General Session » GS-7 Vision, speech media processing

[4I2-GS-7c] 画像音声メディア処理:音声認識と指示理解

Fri. Jun 11, 2021 11:00 AM - 12:40 PM Room I (GS room 4)

座長:宮西 大樹(国際電気通信基礎技術研究所)

11:40 AM - 12:00 PM

[4I2-GS-7c-03] Parameter Reduction by Neural Ordinary Differential Equation (Neural ODE) for Small-Footprint Keyword Spotting

〇Hiroshi Fuketa1, Yukinori Morita1 (1. National Institute of Advanced Industrial Science and Technology)

Keywords:Keyword Spotting, Neural Network, Deep Learning

In this paper, we propose neural network models based on the neural ordinary differential equation (NODE) for small-footprint keyword spotting (KWS). KWS, which detects pre-defined keyword from input audio data, draws much attention as a promising technique to realize so-called “voice user interface” that can control mobile phones and smart speakers by voice. Recently, many researchers have demonstrated KWS with artificial neural networks and have achieved high inference accuracy.

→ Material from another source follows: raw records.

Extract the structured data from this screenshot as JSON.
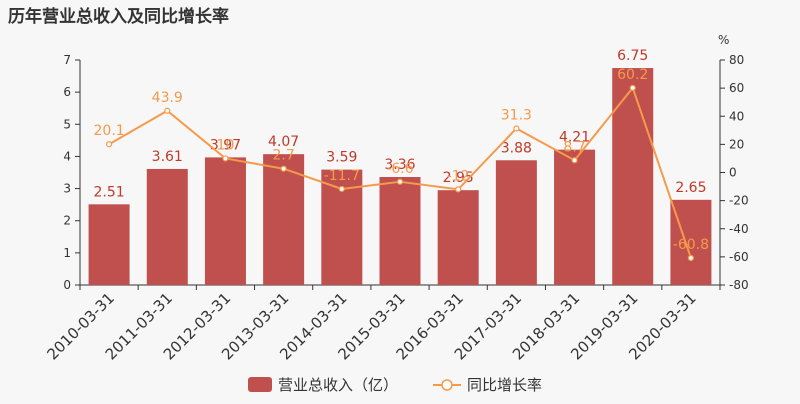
{
  "chart_data": {
    "type": "bar+line",
    "title": "历年营业总收入及同比增长率",
    "categories": [
      "2010-03-31",
      "2011-03-31",
      "2012-03-31",
      "2013-03-31",
      "2014-03-31",
      "2015-03-31",
      "2016-03-31",
      "2017-03-31",
      "2018-03-31",
      "2019-03-31",
      "2020-03-31"
    ],
    "series": [
      {
        "name": "营业总收入（亿）",
        "type": "bar",
        "axis": "left",
        "color": "#c0504d",
        "values": [
          2.51,
          3.61,
          3.97,
          4.07,
          3.59,
          3.36,
          2.95,
          3.88,
          4.21,
          6.75,
          2.65
        ],
        "labels": [
          "2.51",
          "3.61",
          "3.97",
          "4.07",
          "3.59",
          "3.36",
          "2.95",
          "3.88",
          "4.21",
          "6.75",
          "2.65"
        ]
      },
      {
        "name": "同比增长率",
        "type": "line",
        "axis": "right",
        "color": "#f59a4b",
        "values": [
          20.1,
          43.9,
          10,
          2.7,
          -11.7,
          -6.6,
          -12,
          31.3,
          8.7,
          60.2,
          -60.8
        ],
        "labels": [
          "20.1",
          "43.9",
          "10",
          "2.7",
          "-11.7",
          "-6.6",
          "-12",
          "31.3",
          "8.7",
          "60.2",
          "-60.8"
        ]
      }
    ],
    "y_left": {
      "min": 0,
      "max": 7,
      "ticks": [
        0,
        1,
        2,
        3,
        4,
        5,
        6,
        7
      ]
    },
    "y_right": {
      "min": -80,
      "max": 80,
      "unit": "%",
      "ticks": [
        -80,
        -60,
        -40,
        -20,
        0,
        20,
        40,
        60,
        80
      ]
    },
    "legend_position": "bottom-center"
  }
}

Voice-controlled devices are, however, usually battery-operated, and hence memory footprint and compute resources are severely restricted. To cope with this restriction, we present techniques to apply NODE to KWS that make it possible to reduce the number of parameters and computations during inference. Finally, we show that the number of model parameters of the proposed model is smaller by 68% than that of the conventional KWS model.